"J'avais beau avoir vu et lu un tas de polars, j'ai eu du mal à me glisser dans le rôle d'un enquêteur, je n'avais aucune méthode, je ne me sentais pas la carrure, ni le charisme et encore moins le talent. Poser les questions les plus simples s'est révélé compliqué.Même demander une adresse ne me semblait pas naturel. Mais je m'y suis fait. Et les découvertes angoissantes ont commencé...... "
- Vous avez dit qu'il aimait claquer du pognon... Il avait des dettes ?
Ma question lui arrache un sourire surprenant. Le premier et le dernier que je verrai sur son visage.
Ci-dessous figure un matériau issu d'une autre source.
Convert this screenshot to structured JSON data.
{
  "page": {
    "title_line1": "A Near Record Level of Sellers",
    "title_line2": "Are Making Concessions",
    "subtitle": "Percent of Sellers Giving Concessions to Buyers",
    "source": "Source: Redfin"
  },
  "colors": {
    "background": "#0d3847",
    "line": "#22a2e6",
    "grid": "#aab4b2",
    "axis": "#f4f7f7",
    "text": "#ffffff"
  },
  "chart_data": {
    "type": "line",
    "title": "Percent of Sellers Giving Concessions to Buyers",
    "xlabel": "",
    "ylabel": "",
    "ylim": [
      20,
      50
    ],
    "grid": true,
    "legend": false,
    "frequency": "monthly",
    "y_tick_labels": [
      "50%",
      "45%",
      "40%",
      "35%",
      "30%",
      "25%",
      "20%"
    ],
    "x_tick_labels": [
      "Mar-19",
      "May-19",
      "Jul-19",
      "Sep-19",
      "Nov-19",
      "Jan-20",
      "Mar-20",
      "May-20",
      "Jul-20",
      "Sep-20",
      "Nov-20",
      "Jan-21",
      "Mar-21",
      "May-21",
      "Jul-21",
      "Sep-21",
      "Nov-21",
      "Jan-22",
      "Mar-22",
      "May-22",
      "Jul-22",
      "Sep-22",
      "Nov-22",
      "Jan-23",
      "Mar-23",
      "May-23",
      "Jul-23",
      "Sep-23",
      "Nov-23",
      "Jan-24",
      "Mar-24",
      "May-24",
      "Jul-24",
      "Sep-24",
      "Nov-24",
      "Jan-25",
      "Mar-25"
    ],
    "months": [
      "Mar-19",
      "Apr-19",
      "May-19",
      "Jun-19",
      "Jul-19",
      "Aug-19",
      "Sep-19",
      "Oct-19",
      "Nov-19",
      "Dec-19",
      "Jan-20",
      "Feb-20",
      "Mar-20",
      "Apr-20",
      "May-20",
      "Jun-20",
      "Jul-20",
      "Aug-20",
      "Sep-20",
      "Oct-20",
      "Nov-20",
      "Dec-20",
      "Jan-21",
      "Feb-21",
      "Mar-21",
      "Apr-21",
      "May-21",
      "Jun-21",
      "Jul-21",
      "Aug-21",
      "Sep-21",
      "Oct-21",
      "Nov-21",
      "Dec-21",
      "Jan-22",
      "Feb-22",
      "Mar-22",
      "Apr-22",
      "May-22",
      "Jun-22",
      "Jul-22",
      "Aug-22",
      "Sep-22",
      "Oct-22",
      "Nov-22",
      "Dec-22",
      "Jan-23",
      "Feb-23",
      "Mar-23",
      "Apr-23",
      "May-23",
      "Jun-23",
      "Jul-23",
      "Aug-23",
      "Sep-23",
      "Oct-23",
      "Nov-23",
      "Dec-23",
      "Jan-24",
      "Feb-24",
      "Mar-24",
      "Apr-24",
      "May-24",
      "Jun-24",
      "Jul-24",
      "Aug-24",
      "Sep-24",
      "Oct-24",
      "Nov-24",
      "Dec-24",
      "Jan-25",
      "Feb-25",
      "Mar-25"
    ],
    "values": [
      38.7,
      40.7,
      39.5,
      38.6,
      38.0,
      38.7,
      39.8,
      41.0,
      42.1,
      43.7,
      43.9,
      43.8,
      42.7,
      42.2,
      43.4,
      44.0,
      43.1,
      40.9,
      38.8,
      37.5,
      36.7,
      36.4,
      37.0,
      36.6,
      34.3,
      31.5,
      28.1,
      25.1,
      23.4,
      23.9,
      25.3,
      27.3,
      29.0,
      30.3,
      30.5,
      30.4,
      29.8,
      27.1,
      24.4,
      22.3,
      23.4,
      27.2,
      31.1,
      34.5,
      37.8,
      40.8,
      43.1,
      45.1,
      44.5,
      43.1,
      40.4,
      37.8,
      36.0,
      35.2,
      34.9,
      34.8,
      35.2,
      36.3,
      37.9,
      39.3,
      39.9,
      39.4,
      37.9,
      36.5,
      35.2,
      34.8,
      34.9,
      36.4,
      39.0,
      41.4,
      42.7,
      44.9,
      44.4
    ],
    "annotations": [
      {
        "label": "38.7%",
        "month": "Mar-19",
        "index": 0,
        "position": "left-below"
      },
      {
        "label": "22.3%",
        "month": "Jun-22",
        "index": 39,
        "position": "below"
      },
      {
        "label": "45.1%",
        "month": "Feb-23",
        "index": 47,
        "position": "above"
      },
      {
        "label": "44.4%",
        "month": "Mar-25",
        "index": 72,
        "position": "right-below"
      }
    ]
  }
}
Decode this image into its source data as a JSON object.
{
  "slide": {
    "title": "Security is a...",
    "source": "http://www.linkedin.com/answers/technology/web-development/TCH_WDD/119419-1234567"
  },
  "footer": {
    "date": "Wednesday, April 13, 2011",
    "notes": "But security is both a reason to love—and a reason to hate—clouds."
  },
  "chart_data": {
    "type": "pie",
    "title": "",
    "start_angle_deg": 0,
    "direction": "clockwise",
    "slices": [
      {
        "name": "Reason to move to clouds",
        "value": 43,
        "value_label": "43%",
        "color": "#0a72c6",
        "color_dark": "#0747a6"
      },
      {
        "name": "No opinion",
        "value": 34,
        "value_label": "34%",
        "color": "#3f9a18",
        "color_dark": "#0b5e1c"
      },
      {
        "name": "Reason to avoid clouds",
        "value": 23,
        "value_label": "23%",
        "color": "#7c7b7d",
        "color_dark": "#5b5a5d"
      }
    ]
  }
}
- Tout le monde a des dettes, ici. Et plus vous en avez, plus ça signifie que vous êtes riche. Bienvenue aux Etats-Unis d'Amérique ! Personne n'a d'argent mais tout le monde en dépense. Le plus dur, dans ce pays, c'est de parvenir à obtenir son premier prêt auprès d'une banque... Mais vous pouvez ensuite en obtenir autant que vous voulez dans n'importe quel organisme de crédit ! Et la crise financière n'a absolument rien changé à ça. C'est juste devenu plus difficile pour les plus pauvres qui n'ont aucune garantie à proposer.
(p. 100)
[ photo de 1990 ]
Comme sur des roulettes. [Mon frère] Laurent sur son skate-board et moi sur des rollers. On fait la course. On rigole. On dirait vraiment qu'on s'aimait à cette époque. Ouais. Je m'en souviens. On s'aimait vraiment à cette époque.
(p. 22)
Matez [cette photo]. Laurent déguisé en Tony Montana. Chemisette hawaïenne et balafre dessinée sur la joue. Plus de vingt ans en arrière. Déjà un Tony Montana de pacotille. Mais visez son sourire. Il a toujours eu ce sourire. A croire que, même si tout n'était pas facile, tout le faisait toujours marrer. C'est le genre de sourire que l'on aime voir. Expansif et généreux. Le genre de sourire qui réconforte. Dans le bus, après une journée de boulot épuisante, le genre de sourire qui fait qu'on se redresse. Même le plus misérable des hommes trouverait de l'espoir dans le sourire de mon frère.
(p. 227)
On sonne en pleine nuit à ma porte. C'est L. Décoiffée et en panique. [...] Je n'essaie pas de savoir de quoi elle parle ni de ce qu'elle fait sans son mari. Ou elle ne m'en laisse pas le temps. « Est-ce que je peux me doucher et passer la nuit ici ? » Elle file dans ma salle de bains et je me sens comme un gamin qui aurait peur de se faire surprendre en pleine érection. Je prépare du café et j'allume une clope. La savoir dans ma salle de bains me fait bander alors je tripote mon appareil photo pour me calmer un peu. Elle a abandonné un de ses escarpins au milieu de mon salon. Je le cadre avec soin mais ça m'excite davantage.
(p. 54)
Haïti, ça a toujours été la culture de la survie. Et la culture de la survie, c'est toujours le secret et l’entourloupe.
J'aperçois le Last Chance Saloon au loin et je prends cette photo. La distance et l'éclairage le font ressembler à un établissement fantomatique sorti d'un médiocre film d'horreur. "Il est mort…"Je le répète sur des tons différents. Mais impossible d'en trouver un qui parvienne à me convaincre.